A number of screening and diagnostic tests have been used to look for high levels of glucose in plasma or serum in defined circumstances.
One method is a stepwise approach where a suspicious result on a screening test is followed by diagnostic test.
Alternatively, a more involved diagnostic test can be used directly at the first antenatal visit in high-risk patients (for example in those with polycystic ovarian syndrome or acanthosis nigricans).
There are different opinions about optimal screening and diagnostic measures, in part due to differences in population risks, cost-effectiveness considerations, and lack of an evidence base to support large national screening programs.
The most elaborate regime entails a random blood glucose test during a booking visit, a screening glucose challenge test around 24–28 weeks' gestation, followed by an OGTT if the tests are outside normal limits.
If there is a high suspicion, women may be tested earlier.
In the United Kingdom, obstetric units often rely on risk factors and a random blood glucose test.

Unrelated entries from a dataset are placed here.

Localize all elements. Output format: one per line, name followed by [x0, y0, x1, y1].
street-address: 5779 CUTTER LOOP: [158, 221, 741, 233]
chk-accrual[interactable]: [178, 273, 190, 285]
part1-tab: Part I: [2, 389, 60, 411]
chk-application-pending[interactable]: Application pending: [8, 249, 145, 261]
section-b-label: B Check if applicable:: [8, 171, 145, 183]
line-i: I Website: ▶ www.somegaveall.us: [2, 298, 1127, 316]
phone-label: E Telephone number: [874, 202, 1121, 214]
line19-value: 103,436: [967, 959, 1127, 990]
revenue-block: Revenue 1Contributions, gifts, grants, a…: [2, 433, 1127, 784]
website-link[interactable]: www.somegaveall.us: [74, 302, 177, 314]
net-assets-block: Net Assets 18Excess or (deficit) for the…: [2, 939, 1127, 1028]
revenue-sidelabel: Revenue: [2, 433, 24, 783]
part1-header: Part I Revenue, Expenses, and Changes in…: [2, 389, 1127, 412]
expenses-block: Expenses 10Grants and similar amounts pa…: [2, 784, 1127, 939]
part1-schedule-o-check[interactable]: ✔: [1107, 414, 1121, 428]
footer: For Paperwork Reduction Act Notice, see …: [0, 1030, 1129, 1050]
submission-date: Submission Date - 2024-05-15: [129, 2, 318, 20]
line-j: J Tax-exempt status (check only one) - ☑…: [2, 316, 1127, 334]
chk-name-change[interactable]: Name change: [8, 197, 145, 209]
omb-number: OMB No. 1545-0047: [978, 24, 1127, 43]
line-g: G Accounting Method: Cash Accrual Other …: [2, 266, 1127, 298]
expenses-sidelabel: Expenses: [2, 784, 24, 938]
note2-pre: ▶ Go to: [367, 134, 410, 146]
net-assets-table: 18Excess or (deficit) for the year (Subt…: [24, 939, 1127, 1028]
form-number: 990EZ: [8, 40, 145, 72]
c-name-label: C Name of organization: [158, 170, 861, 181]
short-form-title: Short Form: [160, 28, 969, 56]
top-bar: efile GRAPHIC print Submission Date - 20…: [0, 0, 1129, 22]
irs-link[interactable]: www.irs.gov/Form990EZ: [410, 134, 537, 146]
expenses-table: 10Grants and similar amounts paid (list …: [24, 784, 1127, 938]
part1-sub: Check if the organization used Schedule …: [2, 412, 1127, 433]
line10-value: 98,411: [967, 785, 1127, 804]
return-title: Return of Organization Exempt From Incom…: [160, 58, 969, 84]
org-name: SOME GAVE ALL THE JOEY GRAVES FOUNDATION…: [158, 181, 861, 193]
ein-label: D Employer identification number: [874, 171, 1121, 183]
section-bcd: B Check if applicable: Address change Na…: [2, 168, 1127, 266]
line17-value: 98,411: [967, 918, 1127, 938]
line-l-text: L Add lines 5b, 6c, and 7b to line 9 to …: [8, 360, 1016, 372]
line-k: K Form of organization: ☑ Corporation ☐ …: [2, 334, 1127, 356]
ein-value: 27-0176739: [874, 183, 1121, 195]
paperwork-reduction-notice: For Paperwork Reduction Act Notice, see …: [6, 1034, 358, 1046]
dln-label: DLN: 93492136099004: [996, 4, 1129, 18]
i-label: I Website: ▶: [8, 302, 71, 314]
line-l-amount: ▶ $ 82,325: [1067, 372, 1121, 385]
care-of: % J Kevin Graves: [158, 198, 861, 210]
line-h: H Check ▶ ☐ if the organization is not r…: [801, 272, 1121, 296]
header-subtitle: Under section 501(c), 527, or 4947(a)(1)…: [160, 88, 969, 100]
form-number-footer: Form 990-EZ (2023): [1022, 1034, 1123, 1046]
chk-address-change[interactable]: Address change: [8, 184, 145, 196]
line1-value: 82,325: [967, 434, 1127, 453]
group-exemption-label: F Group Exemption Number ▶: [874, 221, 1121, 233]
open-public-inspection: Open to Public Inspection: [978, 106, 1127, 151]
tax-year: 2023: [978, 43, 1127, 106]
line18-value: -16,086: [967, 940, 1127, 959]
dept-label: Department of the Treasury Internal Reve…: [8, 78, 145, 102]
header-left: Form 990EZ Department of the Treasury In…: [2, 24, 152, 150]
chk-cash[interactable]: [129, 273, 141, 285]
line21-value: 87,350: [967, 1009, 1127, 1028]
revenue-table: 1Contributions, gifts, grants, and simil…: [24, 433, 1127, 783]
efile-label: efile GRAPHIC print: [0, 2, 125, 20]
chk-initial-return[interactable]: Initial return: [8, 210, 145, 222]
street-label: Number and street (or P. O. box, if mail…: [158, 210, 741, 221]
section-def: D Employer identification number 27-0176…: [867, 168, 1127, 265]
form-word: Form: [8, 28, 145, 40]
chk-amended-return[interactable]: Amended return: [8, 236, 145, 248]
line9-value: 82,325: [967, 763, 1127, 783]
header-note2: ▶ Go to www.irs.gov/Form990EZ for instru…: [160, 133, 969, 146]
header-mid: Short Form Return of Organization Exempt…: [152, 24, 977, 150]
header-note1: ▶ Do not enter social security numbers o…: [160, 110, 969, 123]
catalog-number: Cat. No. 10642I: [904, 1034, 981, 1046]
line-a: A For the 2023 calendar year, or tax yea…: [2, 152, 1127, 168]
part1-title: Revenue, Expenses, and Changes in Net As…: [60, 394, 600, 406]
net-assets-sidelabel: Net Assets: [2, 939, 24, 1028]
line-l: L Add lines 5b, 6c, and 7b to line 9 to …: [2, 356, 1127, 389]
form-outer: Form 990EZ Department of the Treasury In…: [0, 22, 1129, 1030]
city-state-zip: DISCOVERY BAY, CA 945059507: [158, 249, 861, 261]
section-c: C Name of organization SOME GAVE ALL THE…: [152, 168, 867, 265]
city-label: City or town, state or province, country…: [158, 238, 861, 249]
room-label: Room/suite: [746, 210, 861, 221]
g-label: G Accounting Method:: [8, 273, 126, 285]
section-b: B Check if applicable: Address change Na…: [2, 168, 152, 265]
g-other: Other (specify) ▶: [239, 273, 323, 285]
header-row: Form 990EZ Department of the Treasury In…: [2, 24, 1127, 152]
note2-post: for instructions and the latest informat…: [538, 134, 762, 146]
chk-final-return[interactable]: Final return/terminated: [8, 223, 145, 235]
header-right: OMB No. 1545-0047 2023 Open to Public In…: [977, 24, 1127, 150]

The American Diabetes Association and the Society of Obstetricians and Gynaecologists of Canada recommend routine screening unless the patient is low risk (this means the woman must be younger than 25 years and have a body mass index less than 27, with no personal, ethnic or family risk factors).
The U.S. Preventive Services Task Force found that there is insufficient evidence to recommend for or against routine screening.
Non-challenge blood glucose tests
When a plasma glucose level is found to be higher than 126 mg/dl (7.0 mmol/l) after fasting, or over 200 mg/dl (11.1 mmol/l) on any occasion, and if this is confirmed on a subsequent day, the diagnosis of GDM is made, and no further testing is required.
Screening glucose challenge test
The screening glucose challenge test (sometimes called the O'Sullivan test) is performed between 24–28 weeks, and can be seen as a simplified version of the oral glucose tolerance test (OGTT). It involves drinking a solution containing 50 grams of glucose, and measuring blood levels 1 hour later.
If the cut-off point is set at 140 mg/dl (7.8 mmol/l), 80% of women with GDM will be detected. should be done in the morning after an overnight fast of between 8 and 14 hours.
During the three previous days the subject must have an unrestricted diet (containing at least 150 g carbohydrate per day) and unlimited physical activity. The subject should remain seated during the test and should not smoke throughout the test.
The test involves drinking a solution containing a certain amount of glucose, and drawing blood to measure glucose levels at the start and on set time intervals thereafter.
The diagnostic criteria from the National Diabetes Data Group (NDDG) have been used most often, but some centers rely on the Carpenter and Coustan criteria, which set the cutoff for normal at lower values.
Compared with the NDDG criteria, the Carpenter and Coustan criteria lead to a diagnosis of gestational diabetes in 54 percent more pregnant women, with an increased cost and no compelling evidence of improved perinatal outcomes.
The following are the values which the American Diabetes Association considers to be abnormal during the 100 g of glucose OGTT:
- Fasting blood glucose level ≥95 mg/dl (5.33 mmol/L)
- 1 hour blood glucose level ≥180 mg/dl (10 mmol/L)
- 2 hour blood glucose level ≥155 mg/dl (8.6 mmol/L)
- 3 hour blood glucose level ≥140 mg/dl (7.8 mmol/L)
An alternative test uses a 75 g glucose load and measures the blood glucose levels before and after 1 and 2 hours, using the same reference values.
This test will identify less women who are at risk, and there is only a weak concordance (agreement rate) between this test and a 3 hour 100 g test.
The glucose values used to detect gestational diabetes were first determined by O'Sullivan and Mahan (1964) in a retrospective cohort study (using a 100 grams of glucose OGTT) designed to detect risk of developing type 2 diabetes in the future.
The values were set using whole blood and required two values reaching or exceeding the value to be positive. Subsequent information led to alterations in O'Sullivan's criteria.
When methods for blood glucose determination changed from the use of whole blood to venous plasma samples, the criteria for GDM were also changed.
Urinary glucose testing
Women with GDM may have high glucose levels in their urine (glucosuria). Although dipstick testing is widely practiced, it performs poorly, and discontinuing routine dipstick testing has not been shown to cause underdiagnosis where universal screening is performed.
Increased glomerular filtration rates during pregnancy contribute to some 50% of women having glucose in their urine on dipstick tests at some point during their pregnancy.
The sensitivity of glucosuria for GDM in the first 2 trimesters is only around 10% and the positive predictive value is around 20%.